统计数据可视化

数据可视化可以帮助人更好的分析数据，信息的质量很大程度上依赖于其表达方式。对数字罗列所组成的数据中所包含的意义进行分析，使分析结果可视化。其实数据可视化的本质就是视觉对话。数据可视化将技术与艺术完美结合，借助图形化的手段，清晰有效地传达与沟通信息。一方面，数据赋予可视化以价值；另一方面，可视化增加数据的灵性，两者相辅相成，帮助企业从信息中提取知识、从知识中收获价值。精心设计的图形不仅可以提供信息，还可以通过强大的呈现方式增强信息的影响力，吸引人们的注意力并使其保持兴趣。

环境准备

本文所做的数据的数据可视化实现基于python 3.9.4，需安装matplotlib、numpy、pyecharts、pandas等依赖库，可通过下述命令完成。

pip install matplotlib
pip install numpy
pip install -v pyecharts==1.1.0
pip install pandas

线图

将值标注成点，并通过直线将这些点按照某种顺序连接起来形成的图

场景：数据在一个有序的因变量上的变化，它的特点是反映事物随序类别而变化的趋势，可以清晰展现数据的增减趋势、增减的速率、增减的规律、峰值等特征

优点

能很好的展现某个维度的变化趋势
能比较多组数据在同一维度上的趋势
适合展现较大的数据集

缺点

每张图上不适合展示太多条线图

类似图表：堆积图、曲线图、双Y轴折线图、面积图

示例

import numpy as np
import matplotlib.pyplot as plt

x = np.linspace(0, 10, 500)
y = np.sin(x)

fig, ax = plt.subplots()
fig.canvas.set_window_title('Line Example')
# Using set_dashes() to modify dashing of an existing line
line1, = ax.plot(x, y, label='Using set_dashes()')
# 2pt line, 2pt break, 10pt line, 2pt break
line1.set_dashes([2, 2, 10, 2]) 

# Using plot(..., dashes=...) to set the dashing when creating a line
line2, = ax.plot(x, y - 0.2, dashes=[6, 2], label='Using the dashes parameter')

ax.legend()
plt.show()

在这里插入图片描述

柱图

是一种以长方形的长度来表达数值的统计报告图，由一系列高度不等的纵向条纹表示数据分布的情况

**场景：**适合用于展示二维数据集，其中一个轴表示需要对比的分类维度，另一个代表相应数值，如（月份，商品销量），或展示在一个维度上，多个同质可比的指标的比较，如（月份、苹果产量、桃子产量）

优点

简单直观，很容易根据柱子的长短看出值得大小
易于比较各组数据之间的差别

缺点

不适合较大数据集展现

类似图表：条形图、直方图、堆积图、百分比堆积图、双Y轴图等

示例

import numpy as np
import matplotlib.pyplot as plt
from matplotlib.ticker import MaxNLocator
from collections import namedtuple

Student = namedtuple('Student', ['name', 'grade', 'gender'])
Score = namedtuple('Score', ['score', 'percentile'])

# GLOBAL CONSTANTS
testNames = ['Pacer Test', 'Flexed Arm\n Hang', 'Mile Run', 'Agility',
             'Push Ups']
testMeta = dict(zip(testNames, ['laps', 'sec', 'min:sec', 'sec', '']))


def attach_ordinal(num):
    """helper function to add ordinal string to integers

    1 -> 1st
    56 -> 56th
    """
    suffixes = {
    
    str(i): v
                for i, v in enumerate(['th', 'st', 'nd', 'rd', 'th',
                                       'th', 'th', 'th', 'th', 'th'])}

    v = str(num)
    # special case early teens
    if v in {
    
    '11', '12', '13'}:
        return v + 'th'
    return v + suffixes[v[-1]]


def format_score(scr, test):
    """
    Build up the score labels for the right Y-axis by first
    appending a carriage return to each string and then tacking on
    the appropriate meta information (i.e., 'laps' vs 'seconds').

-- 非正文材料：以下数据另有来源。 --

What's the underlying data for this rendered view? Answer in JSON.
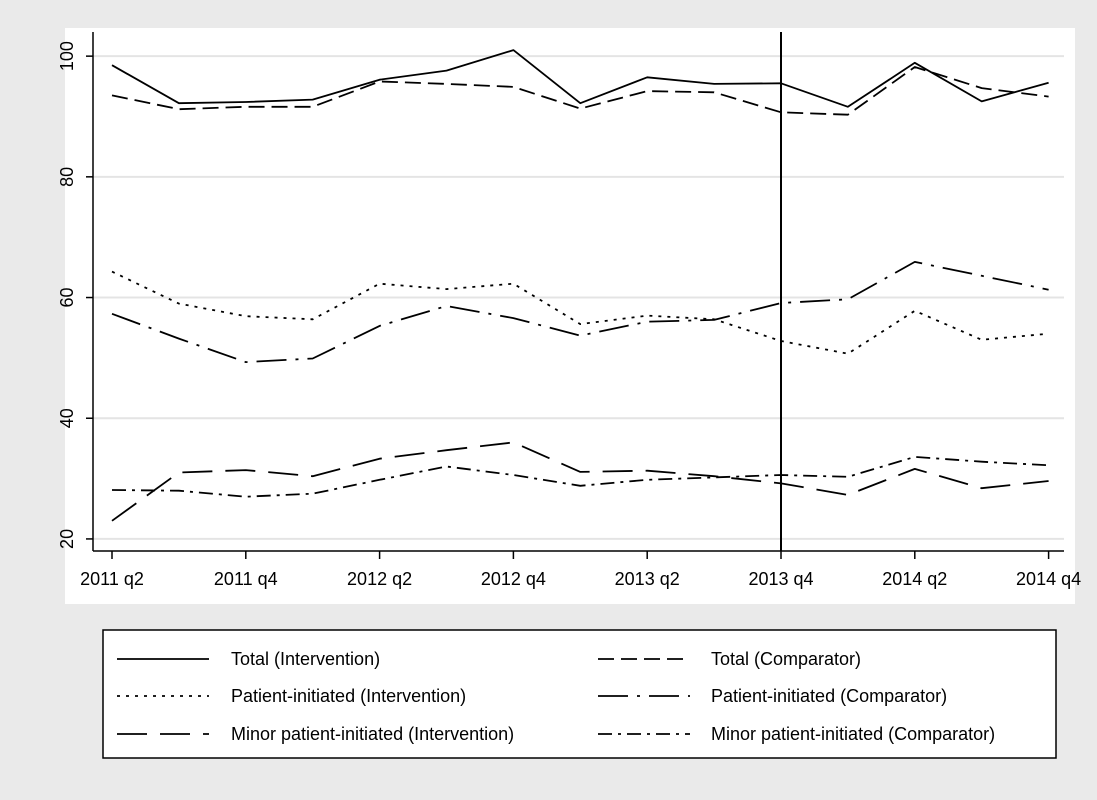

We
    want the labels centered on the ticks, so if there is no meta
    info (like for pushups) then don't add the carriage return to
    the string
    """
    md = testMeta[test]
    if md:
        return '{0}\n{1}'.format(scr, md)
    else:
        return scr


def format_ycursor(y):
    y = int(y)
    if y < 0 or y >= len(testNames):
        return ''
    else:
        return testNames[y]


def plot_student_results(student, scores, cohort_size):
    #  create the figure
    fig, ax1 = plt.subplots(figsize=(9, 7))
    fig.subplots_adjust(left=0.115, right=0.88)
    fig.canvas.set_window_title('Horizontal Bar Chart Example')

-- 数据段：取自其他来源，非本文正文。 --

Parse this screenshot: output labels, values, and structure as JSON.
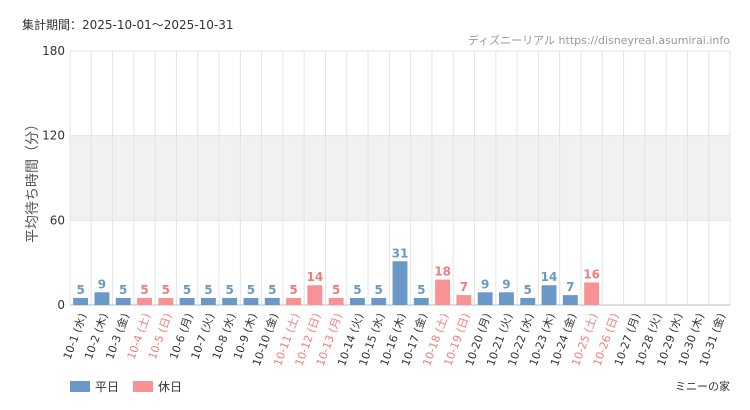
{
  "header": {
    "period": "集計期間：2025-10-01～2025-10-31",
    "site": "ディズニーリアル https://disneyreal.asumirai.info"
  },
  "footer": {
    "character": "ミニーの家"
  },
  "colors": {
    "weekday": "#6a99c7",
    "holiday": "#f99294",
    "holiday_label": "#f07c7e",
    "band": "#f1f1f1",
    "grid": "#e4e4e4"
  },
  "chart_data": {
    "type": "bar",
    "title": "",
    "xlabel": "",
    "ylabel": "平均待ち時間（分）",
    "ylim": [
      0,
      180
    ],
    "yticks": [
      0,
      60,
      120,
      180
    ],
    "grid": true,
    "legend_position": "bottom-left",
    "legend": [
      {
        "name": "平日",
        "kind": "weekday"
      },
      {
        "name": "休日",
        "kind": "holiday"
      }
    ],
    "categories": [
      "10-1 (水)",
      "10-2 (木)",
      "10-3 (金)",
      "10-4 (土)",
      "10-5 (日)",
      "10-6 (月)",
      "10-7 (火)",
      "10-8 (水)",
      "10-9 (木)",
      "10-10 (金)",
      "10-11 (土)",
      "10-12 (日)",
      "10-13 (月)",
      "10-14 (火)",
      "10-15 (水)",
      "10-16 (木)",
      "10-17 (金)",
      "10-18 (土)",
      "10-19 (日)",
      "10-20 (月)",
      "10-21 (火)",
      "10-22 (水)",
      "10-23 (木)",
      "10-24 (金)",
      "10-25 (土)",
      "10-26 (日)",
      "10-27 (月)",
      "10-28 (火)",
      "10-29 (水)",
      "10-30 (木)",
      "10-31 (金)"
    ],
    "values": [
      5,
      9,
      5,
      5,
      5,
      5,
      5,
      5,
      5,
      5,
      5,
      14,
      5,
      5,
      5,
      31,
      5,
      18,
      7,
      9,
      9,
      5,
      14,
      7,
      16,
      null,
      null,
      null,
      null,
      null,
      null
    ],
    "day_kind": [
      "weekday",
      "weekday",
      "weekday",
      "holiday",
      "holiday",
      "weekday",
      "weekday",
      "weekday",
      "weekday",
      "weekday",
      "holiday",
      "holiday",
      "holiday",
      "weekday",
      "weekday",
      "weekday",
      "weekday",
      "holiday",
      "holiday",
      "weekday",
      "weekday",
      "weekday",
      "weekday",
      "weekday",
      "holiday",
      "holiday",
      "weekday",
      "weekday",
      "weekday",
      "weekday",
      "weekday"
    ]
  }
}
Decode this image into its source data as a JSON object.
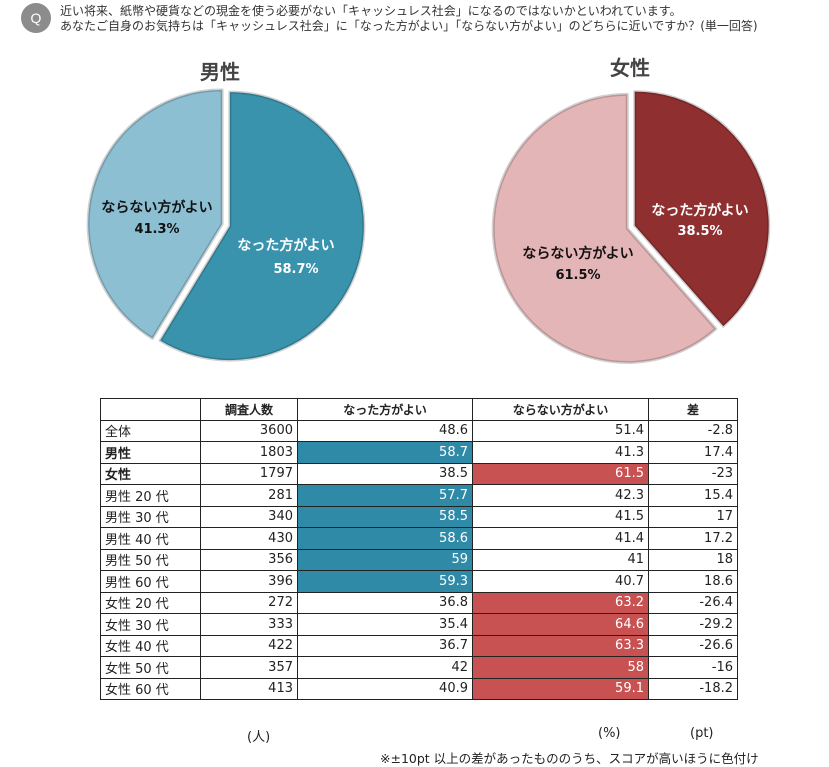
{
  "question": {
    "badge": "Q",
    "line1": "近い将来、紙幣や硬貨などの現金を使う必要がない「キャッシュレス社会」になるのではないかといわれています。",
    "line2": "あなたご自身のお気持ちは「キャッシュレス社会」に「なった方がよい」「ならない方がよい」のどちらに近いですか？(単一回答)"
  },
  "chart_data": [
    {
      "type": "pie",
      "title": "男性",
      "slices": [
        {
          "label": "なった方がよい",
          "value": 58.7,
          "value_text": "58.7%",
          "color": "#3a93ad"
        },
        {
          "label": "ならない方がよい",
          "value": 41.3,
          "value_text": "41.3%",
          "color": "#8dbfd3"
        }
      ]
    },
    {
      "type": "pie",
      "title": "女性",
      "slices": [
        {
          "label": "なった方がよい",
          "value": 38.5,
          "value_text": "38.5%",
          "color": "#8f2f30"
        },
        {
          "label": "ならない方がよい",
          "value": 61.5,
          "value_text": "61.5%",
          "color": "#e4b5b7"
        }
      ]
    },
    {
      "type": "table",
      "columns": [
        "",
        "調査人数",
        "なった方がよい",
        "ならない方がよい",
        "差"
      ],
      "rows": [
        {
          "label": "全体",
          "bold": false,
          "n": "3600",
          "yes": "48.6",
          "no": "51.4",
          "diff": "-2.8",
          "hl": ""
        },
        {
          "label": "男性",
          "bold": true,
          "n": "1803",
          "yes": "58.7",
          "no": "41.3",
          "diff": "17.4",
          "hl": "yes"
        },
        {
          "label": "女性",
          "bold": true,
          "n": "1797",
          "yes": "38.5",
          "no": "61.5",
          "diff": "-23",
          "hl": "no"
        },
        {
          "label": "男性 20 代",
          "bold": false,
          "n": "281",
          "yes": "57.7",
          "no": "42.3",
          "diff": "15.4",
          "hl": "yes"
        },
        {
          "label": "男性 30 代",
          "bold": false,
          "n": "340",
          "yes": "58.5",
          "no": "41.5",
          "diff": "17",
          "hl": "yes"
        },
        {
          "label": "男性 40 代",
          "bold": false,
          "n": "430",
          "yes": "58.6",
          "no": "41.4",
          "diff": "17.2",
          "hl": "yes"
        },
        {
          "label": "男性 50 代",
          "bold": false,
          "n": "356",
          "yes": "59",
          "no": "41",
          "diff": "18",
          "hl": "yes"
        },
        {
          "label": "男性 60 代",
          "bold": false,
          "n": "396",
          "yes": "59.3",
          "no": "40.7",
          "diff": "18.6",
          "hl": "yes"
        },
        {
          "label": "女性 20 代",
          "bold": false,
          "n": "272",
          "yes": "36.8",
          "no": "63.2",
          "diff": "-26.4",
          "hl": "no"
        },
        {
          "label": "女性 30 代",
          "bold": false,
          "n": "333",
          "yes": "35.4",
          "no": "64.6",
          "diff": "-29.2",
          "hl": "no"
        },
        {
          "label": "女性 40 代",
          "bold": false,
          "n": "422",
          "yes": "36.7",
          "no": "63.3",
          "diff": "-26.6",
          "hl": "no"
        },
        {
          "label": "女性 50 代",
          "bold": false,
          "n": "357",
          "yes": "42",
          "no": "58",
          "diff": "-16",
          "hl": "no"
        },
        {
          "label": "女性 60 代",
          "bold": false,
          "n": "413",
          "yes": "40.9",
          "no": "59.1",
          "diff": "-18.2",
          "hl": "no"
        }
      ],
      "units": {
        "n": "(人)",
        "pct": "(%)",
        "diff": "(pt)"
      },
      "highlight_colors": {
        "yes": "#2e8aa6",
        "no": "#c85252"
      }
    }
  ],
  "footnote": "※±10pt 以上の差があったもののうち、スコアが高いほうに色付け"
}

    pos = np.arange(len(testNames))

    rects = ax1.barh(pos, [scores[k].percentile for k in testNames],
                     align='center',
                     height=0.5, color='m',
                     tick_label=testNames)

    ax1.set_title(student.name)

    ax1.set_xlim([0, 100])
    ax1.xaxis.set_major_locator(MaxNLocator(11))
    ax1.xaxis.grid(True, linestyle='--', which='major',
                   color='grey', alpha=.25)

    # Plot a solid vertical gridline to highlight the median position
    ax1.axvline(50, color='grey', alpha=0.25)
    # set X-axis tick marks at the deciles
    cohort_label = ax1.text(.5, -.07, 'Cohort Size: {0}'.format(cohort_size),
                            horizontalalignment='center', size='small',
                            transform=ax1.transAxes)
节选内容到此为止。